“Possessor” (2020), the new psychological horror film from legacy filmmaker Brandon Cronenberg, is an overwhelming maelstrom of color and sound that excites and intrigues as much as it horrifies. The film, which debuted in theaters in October, has recently, at long last for horror and film lovers, become available to rent and buy at home. Cronenberg, whose father has long reigned as the bloody king of horror, shines as director with this likewise bloody, visceral, high-concept science fiction story.
Andrea Riseborough stars in “Possessor” as Tasya Vos: a corporate assassin who uses a high-tech contraption to implant her consciousness in others in order to kill through them, hiding the ghost corporation she works for and its clients from suspicion and creating perfect scapegoats. The film is an hour and 42 minute-long trip, filled with deep visuals, disorienting edits, unsettling performances and gore galore.
A highlight of “Possessor” is certainly its cinematography. The film is saturated in vivid colors and filled with scenes washed in pink and blue lights, projector images of vibrant reds and oranges and bright wine-colored pools of blood. Though conceptual and ambitious in premise, the story grapples in real-world technological and capitalistic terrors such as data mining; the colors visually mimic this dynamic of hyperenhanced reality.
The camerawork also augments the film in gripping and enticing ways. The scenes will often waver between hazy, blurred images to intensely high-definition ones, which often brings the audience and the characters together into shared, overwhelming feelings of confusion and apprehension. The blending and blurring of faces, close details and surroundings together bend the onscreen world’s reality. The framing often focuses on faces and building facades, or will frame a figure in the center of the screen. Every detail, frame, shot and sequence is intentional and so full of meaning.
The film’s story is warped, tunneling through plot points and characters in burrowing and dizzying fashions. It is simultaneously unsettling and captivating, full of intrigue and dread. The characters are able to play with the threads of reality, and the result is a dizzying account of murder and corporate power plays. There are focuses left on the back burner throughout the movie, simmering in the background until each storyline boils over into the chaos that the film so elegantly portrays. The characters, particularly Vos, grapple with relationships and obligations in a way that humanizes the utter inhumanity and immorality that lies within.
Each individual performance is stellar. Christopher Abbott, Jennifer Jason Leigh, Sean Bean, Tuppence Middleton and Rossif Sutherland electrify the screen as they portray believable and genuine characters. Abbott and Leigh, alongside Riseborough, shine as the three leads. They are magnetic, pulling the audience ever-in throughout the movie’s run. Furthermore, the writing creates such a dramatic and tragic cast of characters.

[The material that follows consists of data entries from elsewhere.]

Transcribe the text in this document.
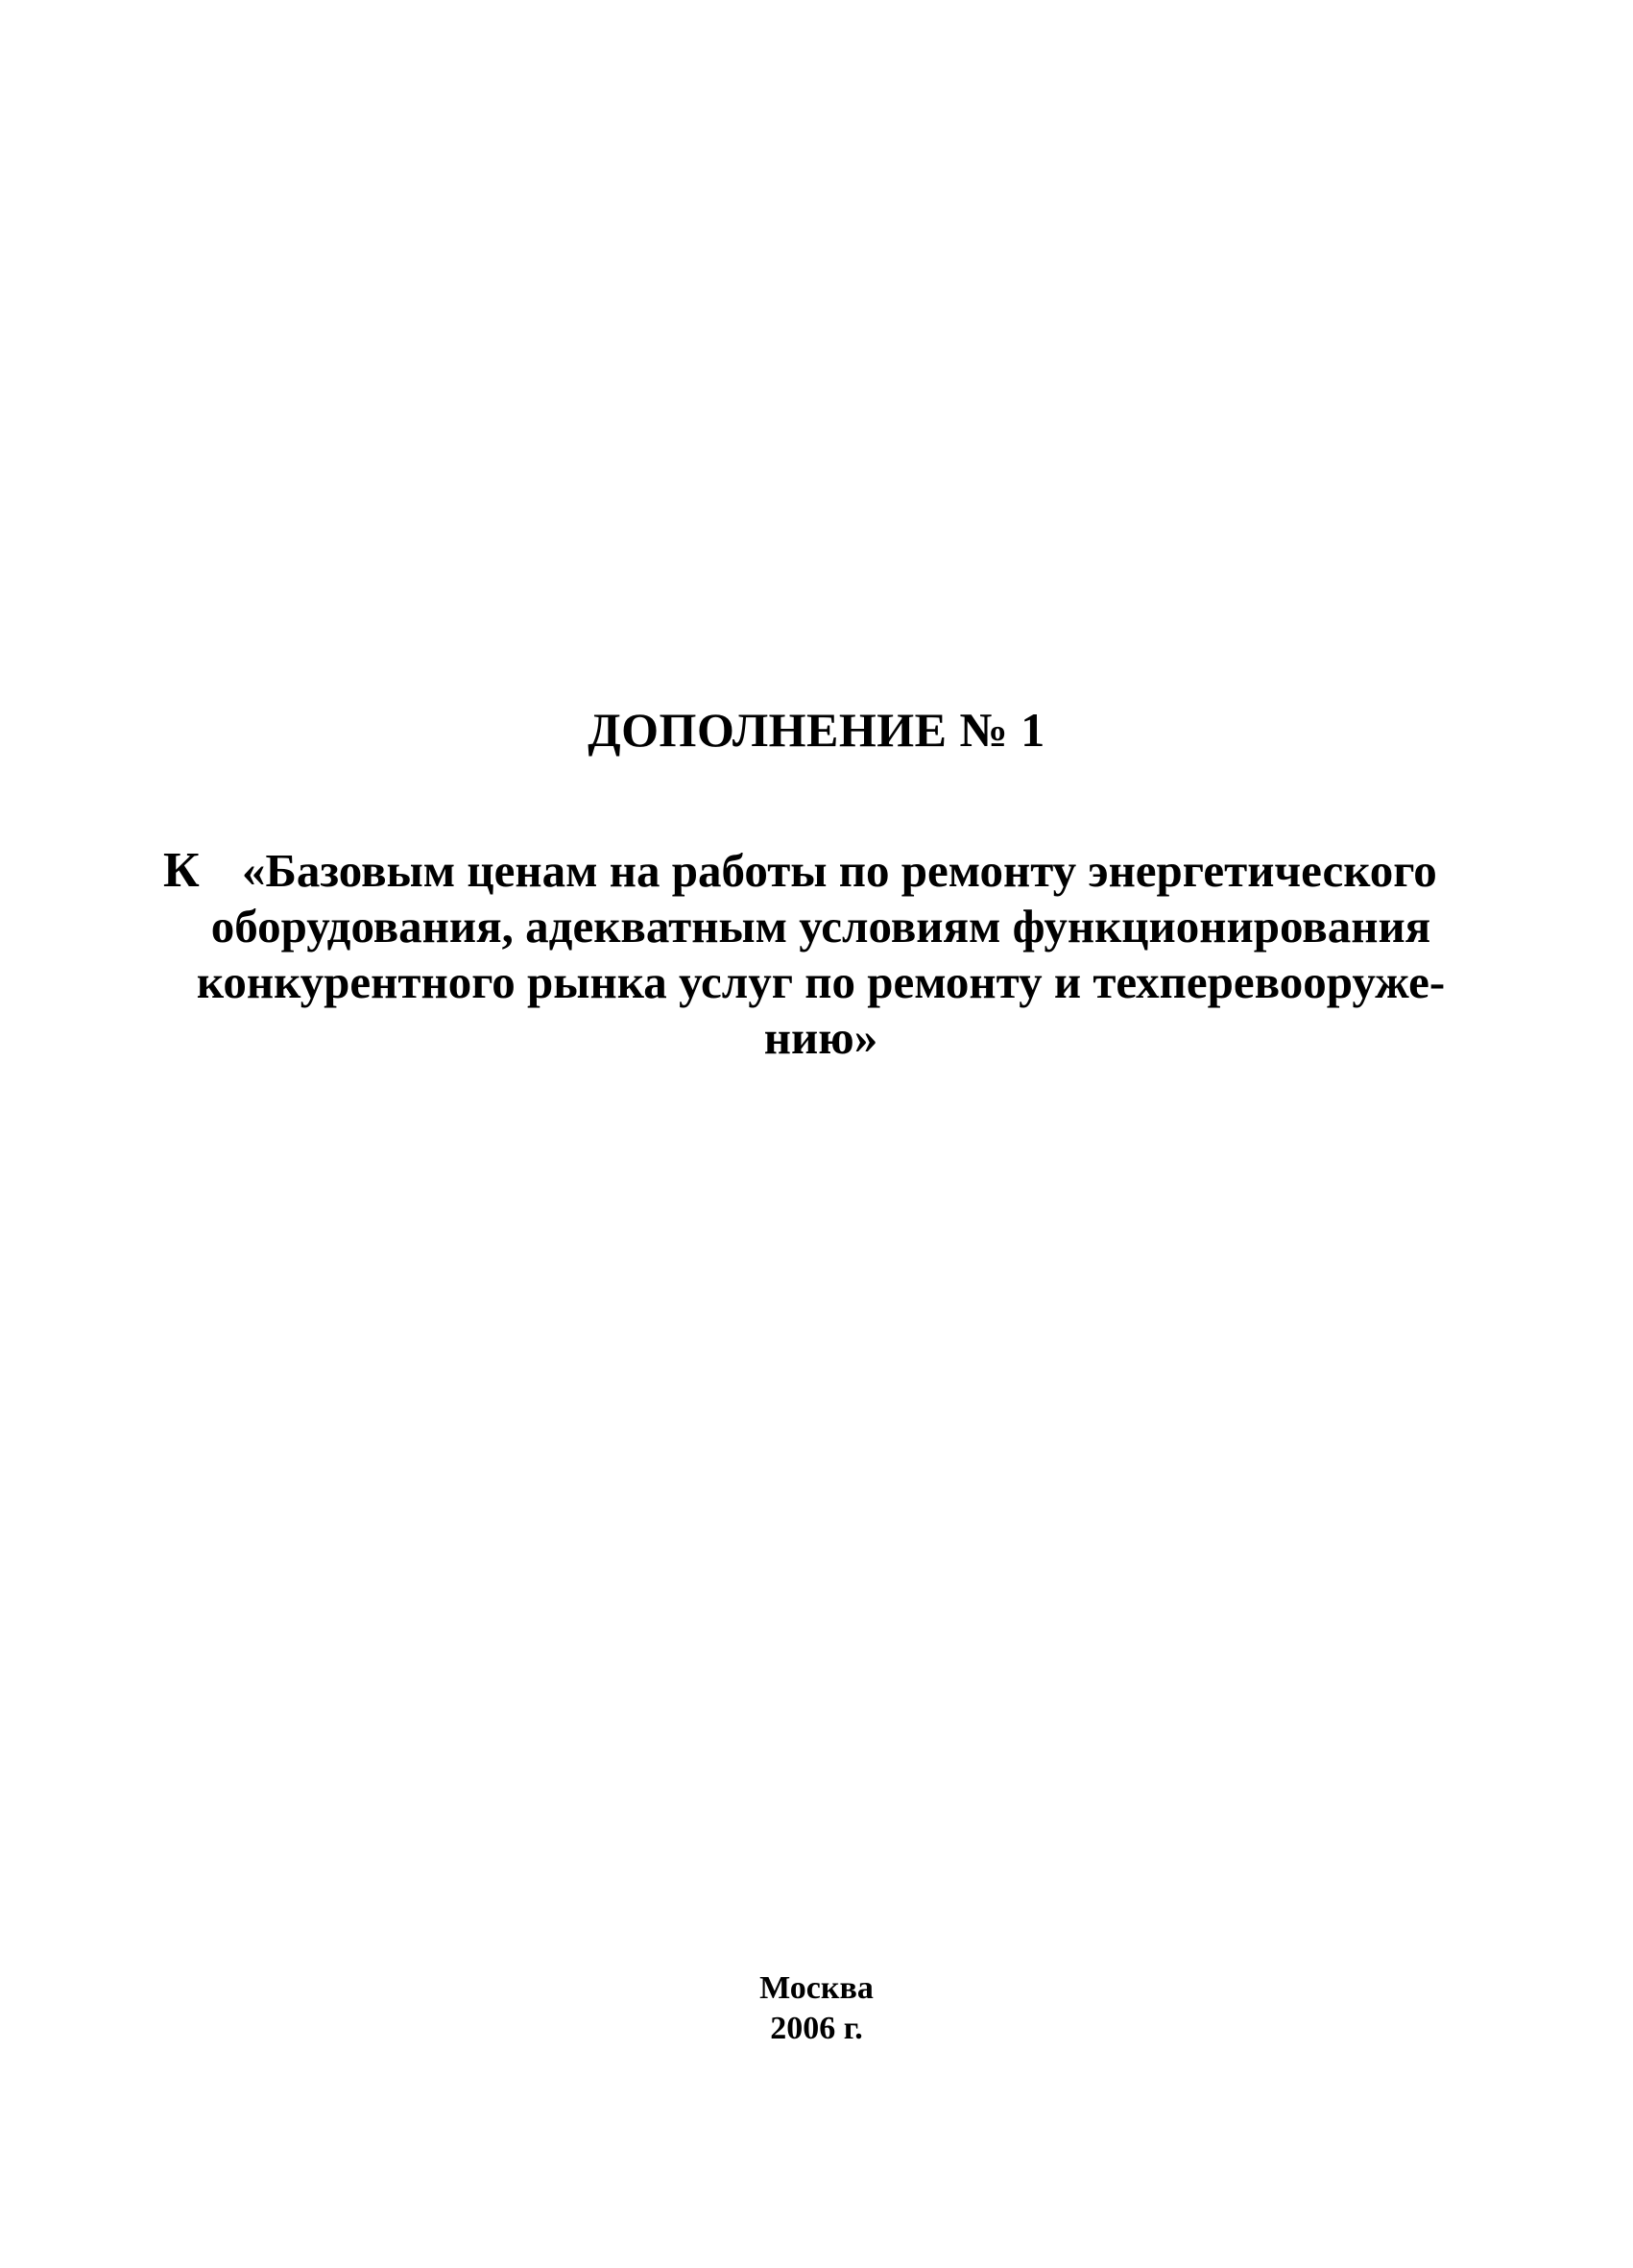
ДОПОЛНЕНИЕ № 1
К «Базовым ценам на работы по ремонту энергетического
оборудования, адекватным условиям функционирования
конкурентного рынка услуг по ремонту и техперевооруже-
нию»
Москва
2006 г.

Though the visuals often speak for themselves, the dialogue saturates each scene in the very human tragedies that the horror film creates. The special effects and the gore are amazing — Cronenberg lives up to, and even surpasses, his father’s legacy. The many (often horribly beautiful) sequences of bloody destruction and terrifying insanity seep the story in intense action. No matter how horrible and how awful the film becomes, it is impossible to look away.